Her stage, video and photographic work uses the female body as an abstract object revealing ideas of strength in female sensuality and emotionality. On stage, she explores feminist ideas, the power dynamics between dancers and audiences, and personal stories revealing vulnerability and strength.
Her last group performance, AndroMeda, was commissioned and presented by The Philadelphia Museum of Art (2020), and her solo performance Explicit Female (2016) was awarded a “Rocky” – the Philadelphia contemporary dance award. Her choreographic work has been shown in festivals around the U.S. as well as in Bulgaria and France. As a dancer, she has performed for Eiko & Koma, Boris Charmatz, Cie. Willy Dorner, Group Motion and improvisation companies Emergent Improvisation Ensemble and Graffito Works. Her work with Emergent Improvisation brought her on the cover of “Composing While Dancing” book by Melinda Buckwalter. Her screendance films have been shown in festivals across the U.S. and in Mexico, Argentina, Uruguay, Bulgaria, Ireland, Germany, and Bangladesh. Among her most influential teachers are Deborah Hay, Danny Lepkoff, Meg Stuart, Susan Rethorst, Eva Karczag and others. Her work has been supported by National Cultural Fund of Bulgaria, Citizen for the Arts Pennsylvania, Pew Center for the Arts (previously Dance Advance) amongst others.

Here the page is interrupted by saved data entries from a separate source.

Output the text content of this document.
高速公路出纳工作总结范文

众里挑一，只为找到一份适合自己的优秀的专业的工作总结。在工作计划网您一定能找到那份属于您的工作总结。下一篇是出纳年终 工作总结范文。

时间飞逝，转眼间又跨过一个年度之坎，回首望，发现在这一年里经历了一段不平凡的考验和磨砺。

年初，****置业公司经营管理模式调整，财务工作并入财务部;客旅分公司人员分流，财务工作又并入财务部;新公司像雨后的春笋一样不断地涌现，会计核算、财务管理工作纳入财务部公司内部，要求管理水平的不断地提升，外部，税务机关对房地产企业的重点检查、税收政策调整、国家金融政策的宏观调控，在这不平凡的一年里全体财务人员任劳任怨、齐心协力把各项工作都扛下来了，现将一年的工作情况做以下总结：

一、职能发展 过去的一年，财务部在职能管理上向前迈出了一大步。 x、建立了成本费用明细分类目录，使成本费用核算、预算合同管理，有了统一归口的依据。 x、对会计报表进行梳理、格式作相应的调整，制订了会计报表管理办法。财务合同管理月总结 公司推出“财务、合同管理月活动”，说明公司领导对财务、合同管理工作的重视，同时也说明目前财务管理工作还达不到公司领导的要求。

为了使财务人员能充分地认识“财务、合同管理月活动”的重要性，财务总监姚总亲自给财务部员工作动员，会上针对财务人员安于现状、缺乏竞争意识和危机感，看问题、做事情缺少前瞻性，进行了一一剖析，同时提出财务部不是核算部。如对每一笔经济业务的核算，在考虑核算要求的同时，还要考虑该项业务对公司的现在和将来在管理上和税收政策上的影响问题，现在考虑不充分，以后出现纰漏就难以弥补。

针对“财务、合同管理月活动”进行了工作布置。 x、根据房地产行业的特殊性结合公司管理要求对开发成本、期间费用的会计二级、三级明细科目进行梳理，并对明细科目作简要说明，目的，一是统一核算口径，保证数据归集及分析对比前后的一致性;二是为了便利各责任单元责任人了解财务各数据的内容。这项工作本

Zornitsa is also a supporter for a sustainable dance community and is deeply invested in helping further conversation and collaboration. Through BodyMeld she has created workshops, residencies, and showcases – most notably her partnership with Movement Research(NYC) and Stary Browar Novie Taniec(Poland) in bringing Polish artists to Philadelphia. She teaches improvisation techniques for performance, dance on camera and composition and has done so in Philadelphia, France, Hungary, her native Bulgaria, and online. Zornitsa is also a writer and editor for thINKingDANCE.net.